Prior to each Learning Community session, peer mentors meet with professors to obtain feedback on session materials and to learn strategies for coursework and exams. The Learning Community coordinator and mentors also have a pre-session meeting to ensure that needs are met for the upcoming session. “The focus is on  the success of the student,” Tutag Lehr said.

P3 student pharmacists Nada Farhat and Peter Szatkowski agree that the Learning Community has benefits for both the mentor and their mentees.
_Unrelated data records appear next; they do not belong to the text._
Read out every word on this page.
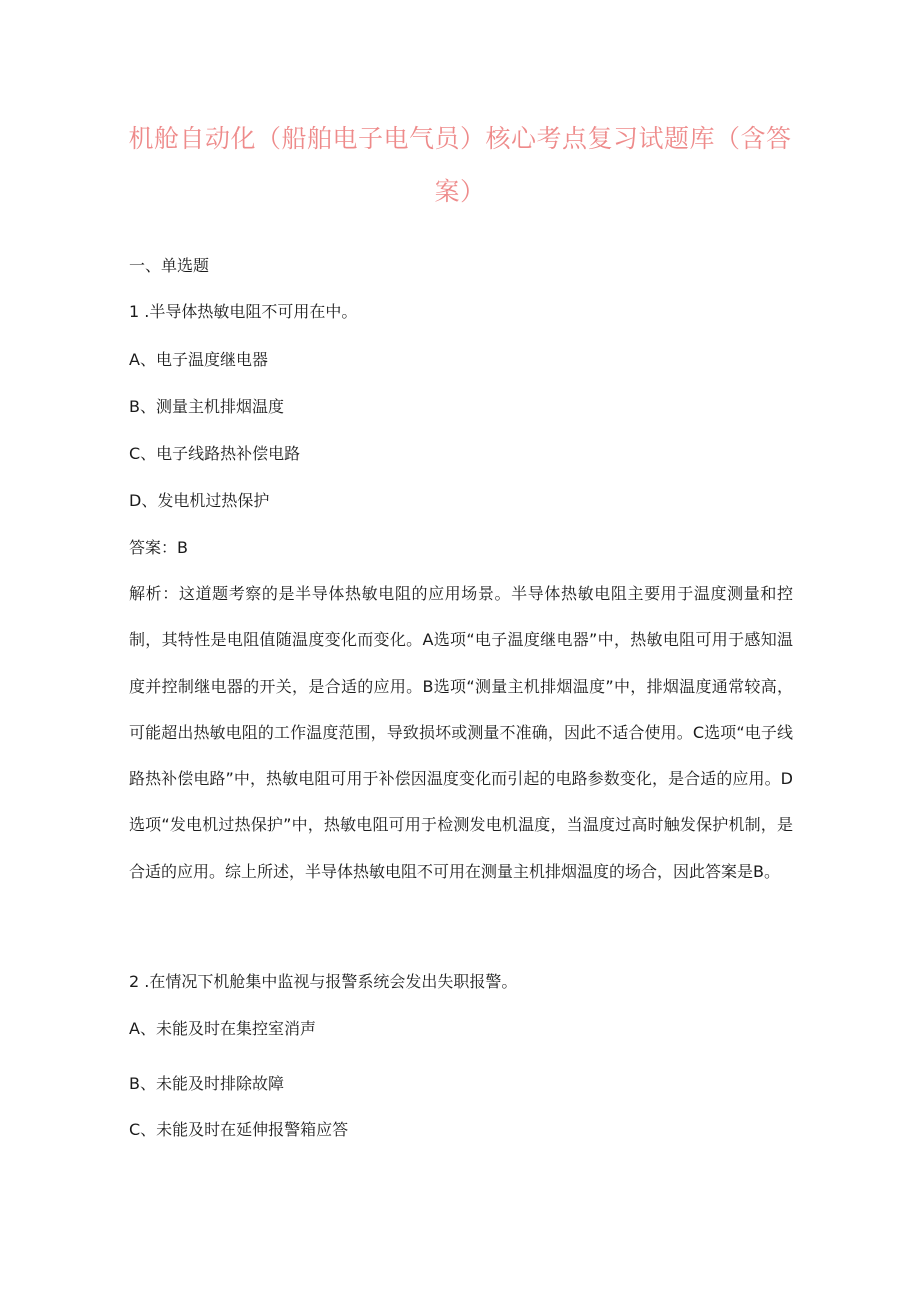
机舱自动化（船舶电子电气员）核心考点复习试题库（含答案）

一、单选题

1 .半导体热敏电阻不可用在中。

A、电子温度继电器

B、测量主机排烟温度

C、电子线路热补偿电路

D、发电机过热保护

答案：B

解析：这道题考察的是半导体热敏电阻的应用场景。半导体热敏电阻主要用于温度测量和控制，其特性是电阻值随温度变化而变化。A选项“电子温度继电器”中，热敏电阻可用于感知温度并控制继电器的开关，是合适的应用。B选项“测量主机排烟温度”中，排烟温度通常较高，可能超出热敏电阻的工作温度范围，导致损坏或测量不准确，因此不适合使用。C选项“电子线路热补偿电路”中，热敏电阻可用于补偿因温度变化而引起的电路参数变化，是合适的应用。D选项“发电机过热保护”中，热敏电阻可用于检测发电机温度，当温度过高时触发保护机制，是合适的应用。综上所述，半导体热敏电阻不可用在测量主机排烟温度的场合，因此答案是B。

2 .在情况下机舱集中监视与报警系统会发出失职报警。

A、未能及时在集控室消声

B、未能及时排除故障

C、未能及时在延伸报警箱应答
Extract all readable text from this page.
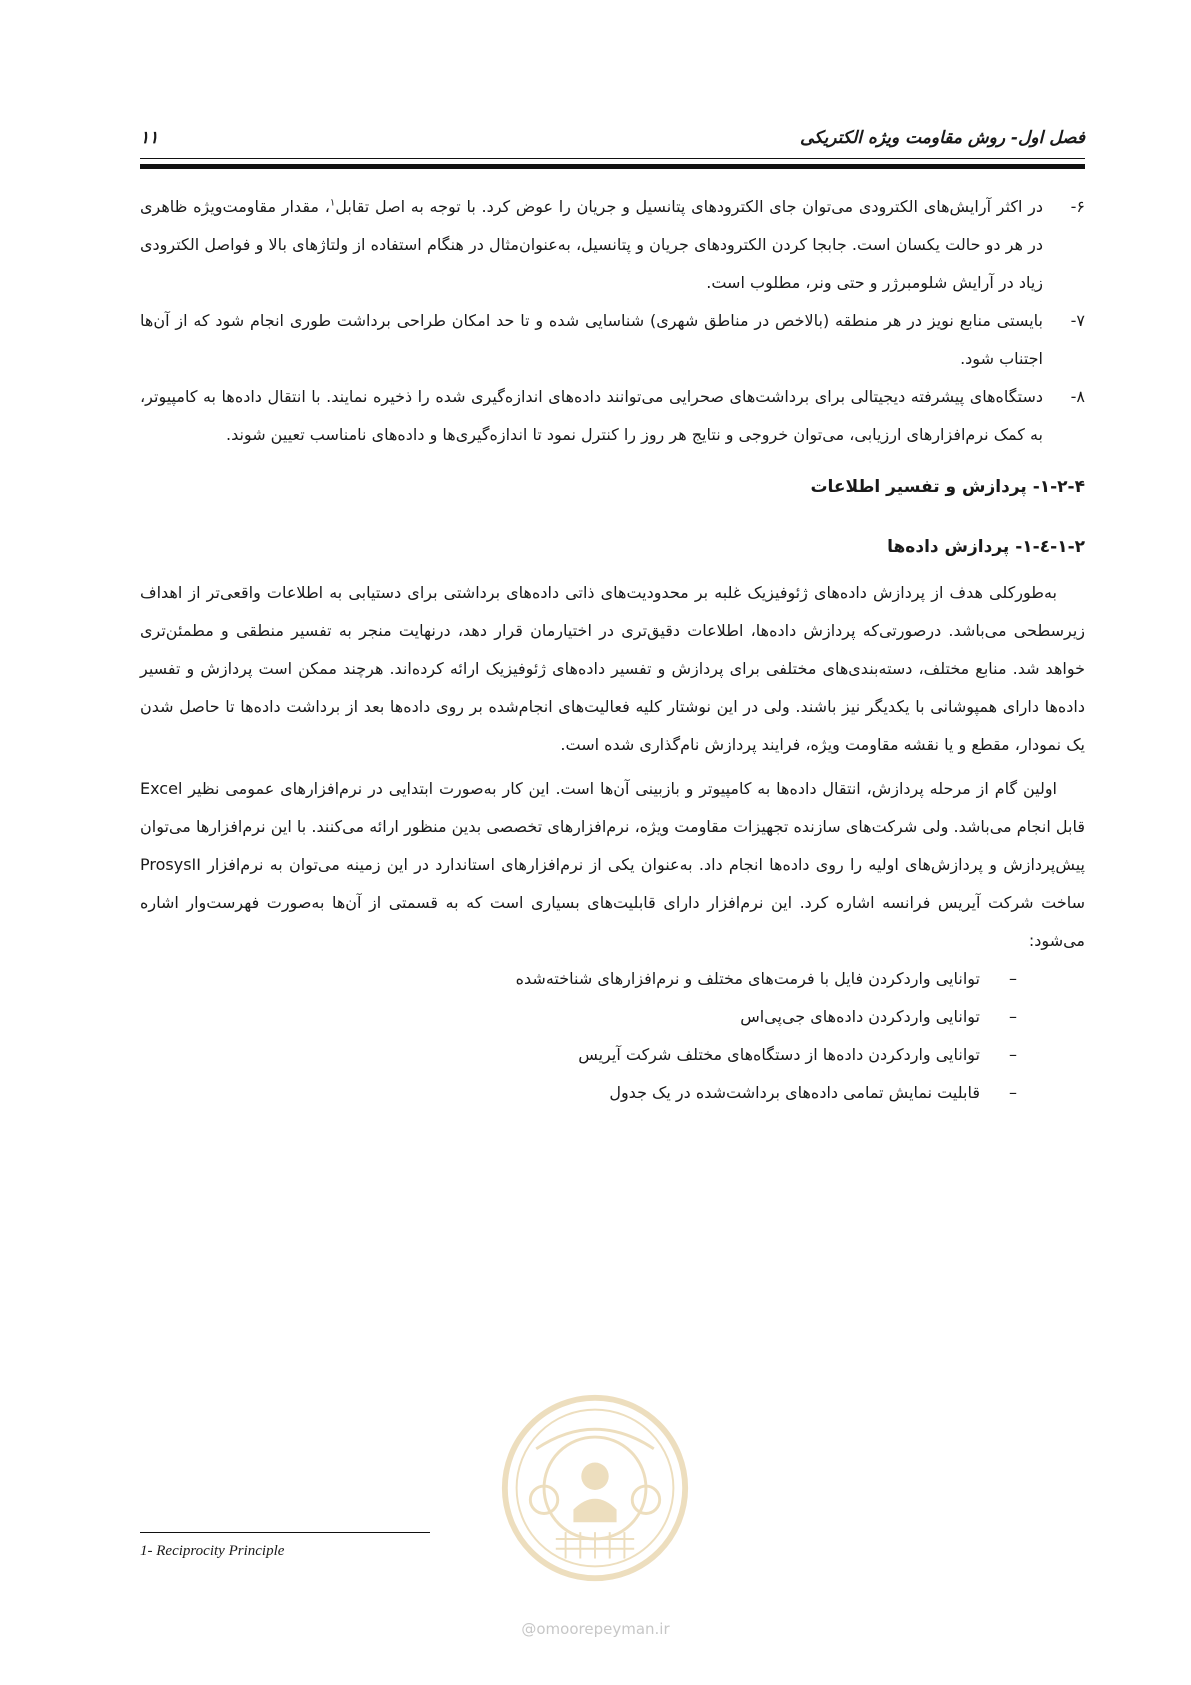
فصل اول- روش مقاومت ویژه الکتریکی
۱۱

۶-
در اکثر آرایش‌های الکترودی می‌توان جای الکترودهای پتانسیل و جریان را عوض کرد. با توجه به اصل تقابل$^۱$، مقدار مقاومت‌ویژه ظاهری در هر دو حالت یکسان است. جابجا کردن الکترودهای جریان و پتانسیل، به‌عنوان‌مثال در هنگام استفاده از ولتاژهای بالا و فواصل الکترودی زیاد در آرایش شلومبرژر و حتی ونر، مطلوب است.

۷-
بایستی منابع نویز در هر منطقه (بالاخص در مناطق شهری) شناسایی شده و تا حد امکان طراحی برداشت طوری انجام شود که از آن‌ها اجتناب شود.

۸-
دستگاه‌های پیشرفته دیجیتالی برای برداشت‌های صحرایی می‌توانند داده‌های اندازه‌گیری شده را ذخیره نمایند. با انتقال داده‌ها به کامپیوتر، به کمک نرم‌افزارهای ارزیابی، می‌توان خروجی و نتایج هر روز را کنترل نمود تا اندازه‌گیری‌ها و داده‌های نامناسب تعیین شوند.

۱-۲-۴- پردازش و تفسیر اطلاعات
۱-۲-٤-۱- پردازش داده‌ها

به‌طورکلی هدف از پردازش داده‌های ژئوفیزیک غلبه بر محدودیت‌های ذاتی داده‌های برداشتی برای دستیابی به اطلاعات واقعی‌تر از اهداف زیرسطحی می‌باشد. درصورتی‌که پردازش داده‌ها، اطلاعات دقیق‌تری در اختیارمان قرار دهد، درنهایت منجر به تفسیر منطقی و مطمئن‌تری خواهد شد. منابع مختلف، دسته‌بندی‌های مختلفی برای پردازش و تفسیر داده‌های ژئوفیزیک ارائه کرده‌اند. هرچند ممکن است پردازش و تفسیر داده‌ها دارای همپوشانی با یکدیگر نیز باشند. ولی در این نوشتار کلیه فعالیت‌های انجام‌شده بر روی داده‌ها بعد از برداشت داده‌ها تا حاصل شدن یک نمودار، مقطع و یا نقشه مقاومت ویژه، فرایند پردازش نام‌گذاری شده است.

اولین گام از مرحله پردازش، انتقال داده‌ها به کامپیوتر و بازبینی آن‌ها است. این کار به‌صورت ابتدایی در نرم‌افزارهای عمومی نظیر Excel قابل انجام می‌باشد. ولی شرکت‌های سازنده تجهیزات مقاومت ویژه، نرم‌افزارهای تخصصی بدین منظور ارائه می‌کنند. با این نرم‌افزارها می‌توان پیش‌پردازش و پردازش‌های اولیه را روی داده‌ها انجام داد. به‌عنوان یکی از نرم‌افزارهای استاندارد در این زمینه می‌توان به نرم‌افزار ProsysII ساخت شرکت آیریس فرانسه اشاره کرد. این نرم‌افزار دارای قابلیت‌های بسیاری است که به قسمتی از آن‌ها به‌صورت فهرست‌وار اشاره می‌شود:

–
توانایی واردکردن فایل با فرمت‌های مختلف و نرم‌افزارهای شناخته‌شده
–
توانایی واردکردن داده‌های جی‌پی‌اس
–
توانایی واردکردن داده‌ها از دستگاه‌های مختلف شرکت آیریس
–
قابلیت نمایش تمامی داده‌های برداشت‌شده در یک جدول
@omoorepeyman.ir
1- Reciprocity Principle
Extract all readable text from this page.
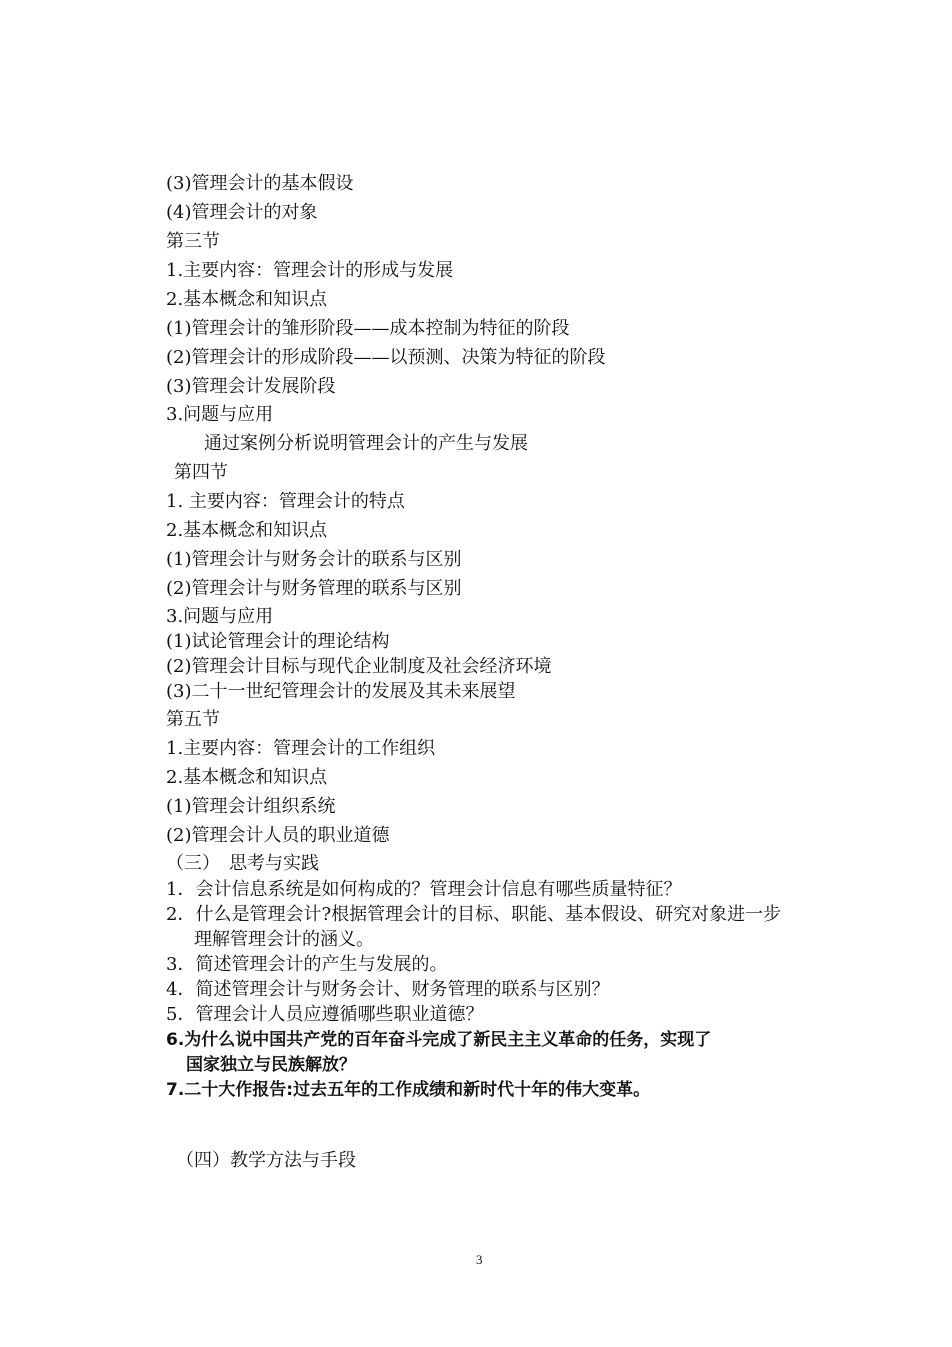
(3)管理会计的基本假设
(4)管理会计的对象
第三节
1.主要内容：管理会计的形成与发展
2.基本概念和知识点
(1)管理会计的雏形阶段——成本控制为特征的阶段
(2)管理会计的形成阶段——以预测、决策为特征的阶段
(3)管理会计发展阶段
3.问题与应用
通过案例分析说明管理会计的产生与发展
第四节
1. 主要内容：管理会计的特点
2.基本概念和知识点
(1)管理会计与财务会计的联系与区别
(2)管理会计与财务管理的联系与区别
3.问题与应用
(1)试论管理会计的理论结构
(2)管理会计目标与现代企业制度及社会经济环境
(3)二十一世纪管理会计的发展及其未来展望
第五节
1.主要内容：管理会计的工作组织
2.基本概念和知识点
(1)管理会计组织系统
(2)管理会计人员的职业道德
（三）　思考与实践
1．会计信息系统是如何构成的？管理会计信息有哪些质量特征？
2．什么是管理会计?根据管理会计的目标、职能、基本假设、研究对象进一步
理解管理会计的涵义。
3．简述管理会计的产生与发展的。
4．简述管理会计与财务会计、财务管理的联系与区别？
5．管理会计人员应遵循哪些职业道德？
6.为什么说中国共产党的百年奋斗完成了新民主主义革命的任务，实现了
国家独立与民族解放？
7.二十大作报告:过去五年的工作成绩和新时代十年的伟大变革。
（四）教学方法与手段
3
Farhat said, “It is a great opportunity for the mentors to gain leadership experience, while helping their fellow students succeed in the program.” Szatkowski added, “By fulfilling the role of a mentor, I am able to improve my students’ personal experiences in the program and ensure they can learn from my own mistakes.”

For mentor Selmir Mahmutovic, the Learning Community experience provides a forum for discussion of ideas and enables him to reinforce his understanding of pharmacological concepts, which are the foundation of the pharmacy modules, and to reinforce these concepts and principles in his P2 mentees.

P2 mentees Tram Tran, Sarah Elhalis and Ali Baidoun cite the Learning Community as helping them to think conceptually in pharmacology. Baidoun sums up the experience as having “strengthened my pharmacology understanding and made me succeed. It also made me communicate with students in my class that I never spoke to before.”

 “The Learning Community is intended to be an educational experience and opportunity for development for both P2 students and P3 peer mentors,” said Tutag Lehr.  To assure that the program is achieving its goal, outcomes for the P2 students are measured after each session and at the completion of the academic year as well as for the mentors.

Funding for the Learning Community Initiative is provided by Wayne State University’s Division of Academic Affairs with support from the EACPHS Pharmacy Program. Tutag Lehr credits Kelly Hicks, secretary in the Department of Pharmacy Practice, for assisting the program in utilizing the funds efficiently and effectively.